Pech nur, dass Edith sich gleich bei der ersten Tour den Arm anbrach: Im Gebüsch lag ein Stück Maschendraht, eine böse Stolperfalle. Dennoch verzog sie keine Miene und in den nächsten Tagen schritt Edtith tapfer mit Gipsarm voran.

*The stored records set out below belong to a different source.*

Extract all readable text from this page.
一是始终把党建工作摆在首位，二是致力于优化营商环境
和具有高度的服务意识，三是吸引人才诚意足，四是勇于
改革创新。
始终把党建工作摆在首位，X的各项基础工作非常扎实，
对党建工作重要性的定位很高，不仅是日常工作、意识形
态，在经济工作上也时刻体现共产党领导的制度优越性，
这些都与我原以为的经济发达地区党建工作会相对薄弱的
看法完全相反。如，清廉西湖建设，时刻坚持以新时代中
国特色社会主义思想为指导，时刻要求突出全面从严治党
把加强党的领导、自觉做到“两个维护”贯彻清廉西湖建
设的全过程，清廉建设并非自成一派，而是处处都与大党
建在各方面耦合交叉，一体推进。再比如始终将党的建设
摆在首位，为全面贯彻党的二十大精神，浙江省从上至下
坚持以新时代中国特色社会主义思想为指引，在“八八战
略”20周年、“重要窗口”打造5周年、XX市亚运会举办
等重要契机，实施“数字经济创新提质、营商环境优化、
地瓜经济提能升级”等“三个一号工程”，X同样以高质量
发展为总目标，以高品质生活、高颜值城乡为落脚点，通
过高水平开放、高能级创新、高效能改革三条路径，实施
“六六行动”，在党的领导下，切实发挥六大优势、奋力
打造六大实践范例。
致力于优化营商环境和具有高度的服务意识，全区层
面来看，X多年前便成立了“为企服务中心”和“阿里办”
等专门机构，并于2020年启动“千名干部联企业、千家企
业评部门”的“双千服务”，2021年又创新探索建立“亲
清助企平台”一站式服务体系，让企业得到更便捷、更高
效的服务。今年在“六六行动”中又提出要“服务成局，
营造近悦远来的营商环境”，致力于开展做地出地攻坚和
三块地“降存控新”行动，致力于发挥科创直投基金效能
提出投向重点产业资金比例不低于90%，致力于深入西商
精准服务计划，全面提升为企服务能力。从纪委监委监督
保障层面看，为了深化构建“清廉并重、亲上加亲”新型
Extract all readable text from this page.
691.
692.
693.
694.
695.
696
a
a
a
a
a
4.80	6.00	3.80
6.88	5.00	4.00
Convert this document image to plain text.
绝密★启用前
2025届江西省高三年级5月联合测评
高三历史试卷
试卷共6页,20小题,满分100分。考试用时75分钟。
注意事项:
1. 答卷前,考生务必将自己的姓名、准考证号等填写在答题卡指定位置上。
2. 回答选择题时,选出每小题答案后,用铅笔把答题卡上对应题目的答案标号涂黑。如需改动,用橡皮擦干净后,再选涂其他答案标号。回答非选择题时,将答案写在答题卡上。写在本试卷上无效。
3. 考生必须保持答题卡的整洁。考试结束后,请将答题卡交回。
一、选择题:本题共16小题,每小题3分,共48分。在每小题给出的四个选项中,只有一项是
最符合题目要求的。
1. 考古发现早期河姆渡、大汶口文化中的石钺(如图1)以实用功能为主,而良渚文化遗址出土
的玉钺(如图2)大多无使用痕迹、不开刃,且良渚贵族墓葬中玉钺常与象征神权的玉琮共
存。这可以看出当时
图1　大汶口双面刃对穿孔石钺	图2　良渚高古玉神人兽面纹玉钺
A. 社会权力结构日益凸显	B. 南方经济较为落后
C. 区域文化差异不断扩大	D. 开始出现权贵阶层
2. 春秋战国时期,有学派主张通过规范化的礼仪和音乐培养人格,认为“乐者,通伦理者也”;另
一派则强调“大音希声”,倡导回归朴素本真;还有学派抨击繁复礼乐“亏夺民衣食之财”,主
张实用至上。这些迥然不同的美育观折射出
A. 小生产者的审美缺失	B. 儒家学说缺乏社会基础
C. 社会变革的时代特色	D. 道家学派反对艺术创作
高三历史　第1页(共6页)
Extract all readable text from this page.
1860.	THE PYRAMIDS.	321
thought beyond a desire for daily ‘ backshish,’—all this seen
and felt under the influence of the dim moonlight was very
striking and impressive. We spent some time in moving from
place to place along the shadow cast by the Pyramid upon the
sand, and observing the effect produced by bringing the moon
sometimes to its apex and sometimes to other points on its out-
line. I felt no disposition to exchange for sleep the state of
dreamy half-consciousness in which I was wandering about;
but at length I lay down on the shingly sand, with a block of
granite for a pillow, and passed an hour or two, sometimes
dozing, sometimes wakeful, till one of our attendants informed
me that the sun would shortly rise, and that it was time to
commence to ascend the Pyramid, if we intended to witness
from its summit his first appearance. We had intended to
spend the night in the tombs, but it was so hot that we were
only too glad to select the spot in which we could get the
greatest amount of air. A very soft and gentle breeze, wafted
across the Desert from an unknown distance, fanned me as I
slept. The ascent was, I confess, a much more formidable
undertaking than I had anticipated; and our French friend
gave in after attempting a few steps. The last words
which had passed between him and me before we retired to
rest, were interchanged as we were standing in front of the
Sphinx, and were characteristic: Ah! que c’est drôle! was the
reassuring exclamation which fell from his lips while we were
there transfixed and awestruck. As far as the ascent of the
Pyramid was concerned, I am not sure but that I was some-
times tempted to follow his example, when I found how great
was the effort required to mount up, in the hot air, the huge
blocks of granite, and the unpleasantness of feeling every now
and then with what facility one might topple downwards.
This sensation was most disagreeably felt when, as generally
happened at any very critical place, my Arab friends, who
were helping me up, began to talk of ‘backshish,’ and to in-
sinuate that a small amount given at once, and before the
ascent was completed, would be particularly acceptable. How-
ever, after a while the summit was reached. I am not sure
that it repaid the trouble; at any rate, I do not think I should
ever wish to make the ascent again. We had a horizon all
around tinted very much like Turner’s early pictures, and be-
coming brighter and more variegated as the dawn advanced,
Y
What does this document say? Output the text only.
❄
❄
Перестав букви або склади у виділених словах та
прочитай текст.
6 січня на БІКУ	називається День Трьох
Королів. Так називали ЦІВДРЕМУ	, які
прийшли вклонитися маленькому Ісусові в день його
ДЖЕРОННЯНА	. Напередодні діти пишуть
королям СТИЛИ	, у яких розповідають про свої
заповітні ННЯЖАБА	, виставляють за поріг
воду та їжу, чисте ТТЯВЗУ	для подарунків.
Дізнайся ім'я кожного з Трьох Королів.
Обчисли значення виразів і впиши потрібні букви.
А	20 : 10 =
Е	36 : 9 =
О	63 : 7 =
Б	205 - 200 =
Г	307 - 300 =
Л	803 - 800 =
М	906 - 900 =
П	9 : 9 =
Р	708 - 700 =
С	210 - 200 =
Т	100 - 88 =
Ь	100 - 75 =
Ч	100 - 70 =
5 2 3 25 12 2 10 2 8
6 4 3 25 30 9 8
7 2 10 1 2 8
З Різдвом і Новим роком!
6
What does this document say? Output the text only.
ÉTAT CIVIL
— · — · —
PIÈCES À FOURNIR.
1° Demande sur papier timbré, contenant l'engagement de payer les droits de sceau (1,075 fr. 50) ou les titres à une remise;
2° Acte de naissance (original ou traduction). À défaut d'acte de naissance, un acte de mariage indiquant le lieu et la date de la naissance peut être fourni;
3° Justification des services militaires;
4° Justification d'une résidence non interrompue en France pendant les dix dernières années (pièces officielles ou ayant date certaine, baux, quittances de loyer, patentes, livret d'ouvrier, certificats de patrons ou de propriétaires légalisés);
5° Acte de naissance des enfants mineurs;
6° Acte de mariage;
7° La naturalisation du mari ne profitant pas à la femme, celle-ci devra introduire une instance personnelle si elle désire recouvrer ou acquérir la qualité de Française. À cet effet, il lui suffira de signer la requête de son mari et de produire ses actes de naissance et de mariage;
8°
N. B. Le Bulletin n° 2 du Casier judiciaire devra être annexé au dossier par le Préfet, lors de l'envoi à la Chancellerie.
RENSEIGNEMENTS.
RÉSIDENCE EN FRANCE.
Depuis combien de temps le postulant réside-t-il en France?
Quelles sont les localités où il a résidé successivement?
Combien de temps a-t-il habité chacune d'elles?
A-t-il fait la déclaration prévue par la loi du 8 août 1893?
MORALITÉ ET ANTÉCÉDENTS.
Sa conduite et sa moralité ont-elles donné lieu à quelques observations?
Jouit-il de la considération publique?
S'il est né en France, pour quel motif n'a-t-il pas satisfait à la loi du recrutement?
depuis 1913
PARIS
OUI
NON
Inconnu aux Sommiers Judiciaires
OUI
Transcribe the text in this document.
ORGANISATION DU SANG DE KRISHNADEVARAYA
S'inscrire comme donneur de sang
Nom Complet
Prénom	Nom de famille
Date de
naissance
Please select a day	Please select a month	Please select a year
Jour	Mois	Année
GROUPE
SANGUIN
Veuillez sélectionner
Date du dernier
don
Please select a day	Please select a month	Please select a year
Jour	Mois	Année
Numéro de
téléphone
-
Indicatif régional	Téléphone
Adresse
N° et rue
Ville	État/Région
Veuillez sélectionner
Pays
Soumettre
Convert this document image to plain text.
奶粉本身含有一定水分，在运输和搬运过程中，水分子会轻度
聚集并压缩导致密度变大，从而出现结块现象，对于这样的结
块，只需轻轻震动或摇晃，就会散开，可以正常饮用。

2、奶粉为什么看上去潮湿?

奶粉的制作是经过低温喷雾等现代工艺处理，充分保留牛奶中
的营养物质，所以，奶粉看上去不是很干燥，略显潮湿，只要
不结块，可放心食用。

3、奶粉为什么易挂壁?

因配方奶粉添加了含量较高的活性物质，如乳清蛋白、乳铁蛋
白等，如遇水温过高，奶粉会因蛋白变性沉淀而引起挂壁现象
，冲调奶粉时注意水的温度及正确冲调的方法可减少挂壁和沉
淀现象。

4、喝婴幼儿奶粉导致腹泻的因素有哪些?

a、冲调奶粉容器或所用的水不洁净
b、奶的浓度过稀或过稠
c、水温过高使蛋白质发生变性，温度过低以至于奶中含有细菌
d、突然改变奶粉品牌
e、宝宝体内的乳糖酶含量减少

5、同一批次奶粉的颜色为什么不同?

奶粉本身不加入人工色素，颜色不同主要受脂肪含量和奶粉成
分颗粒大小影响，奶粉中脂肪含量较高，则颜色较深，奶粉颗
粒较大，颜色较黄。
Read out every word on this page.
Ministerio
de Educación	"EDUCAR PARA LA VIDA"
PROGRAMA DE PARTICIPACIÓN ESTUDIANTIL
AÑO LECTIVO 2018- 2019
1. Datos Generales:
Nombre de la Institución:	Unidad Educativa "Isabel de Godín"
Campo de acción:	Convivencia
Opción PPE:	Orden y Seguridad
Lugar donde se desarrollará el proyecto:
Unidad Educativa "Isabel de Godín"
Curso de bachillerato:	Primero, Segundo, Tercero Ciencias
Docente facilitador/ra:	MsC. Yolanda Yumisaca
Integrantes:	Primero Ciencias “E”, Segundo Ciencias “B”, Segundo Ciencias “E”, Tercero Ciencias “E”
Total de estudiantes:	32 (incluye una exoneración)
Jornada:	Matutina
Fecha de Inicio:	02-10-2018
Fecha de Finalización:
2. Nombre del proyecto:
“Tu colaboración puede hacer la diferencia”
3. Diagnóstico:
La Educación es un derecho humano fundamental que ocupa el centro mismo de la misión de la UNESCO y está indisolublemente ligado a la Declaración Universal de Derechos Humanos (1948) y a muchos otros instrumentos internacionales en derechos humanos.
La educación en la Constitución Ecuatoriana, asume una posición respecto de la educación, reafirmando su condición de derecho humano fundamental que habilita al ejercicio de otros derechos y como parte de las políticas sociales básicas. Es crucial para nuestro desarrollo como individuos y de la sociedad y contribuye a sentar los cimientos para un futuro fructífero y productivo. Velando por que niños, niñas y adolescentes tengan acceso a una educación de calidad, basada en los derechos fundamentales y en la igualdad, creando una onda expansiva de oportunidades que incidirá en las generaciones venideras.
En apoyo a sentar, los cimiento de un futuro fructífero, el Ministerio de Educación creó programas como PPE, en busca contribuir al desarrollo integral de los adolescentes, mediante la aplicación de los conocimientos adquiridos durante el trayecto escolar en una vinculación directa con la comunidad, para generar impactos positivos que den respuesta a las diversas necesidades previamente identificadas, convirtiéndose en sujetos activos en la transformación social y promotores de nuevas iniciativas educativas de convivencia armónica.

Es war nicht nur eine Wander-, sondern auch eine Pilgerreise. Meist führte der Weg zu einem Kloster, zu einer Einsiedelei. Und in den kleinen Kapellen hoch oben hielt Pfarrer Klink Andachten. Alle sangen „Möge die Straße uns zusammenführen“. Und zum Innehalten und Nachdenken traf sich die Gruppe auch abends auf dem Berg mit dem großen Kreuz direkt neben dem Kloster Lluc.

Eine Wander- und Pilgerreise, die begeisterte. Und so wurde auf der Rückfahrt zum Flughafen lange diskutiert: Wann sehen wir uns wieder? Einen Termin zu finden, an dem alle können, war nicht einfach. Das Nachtreffen ist nun am 15. Juni in Lünen.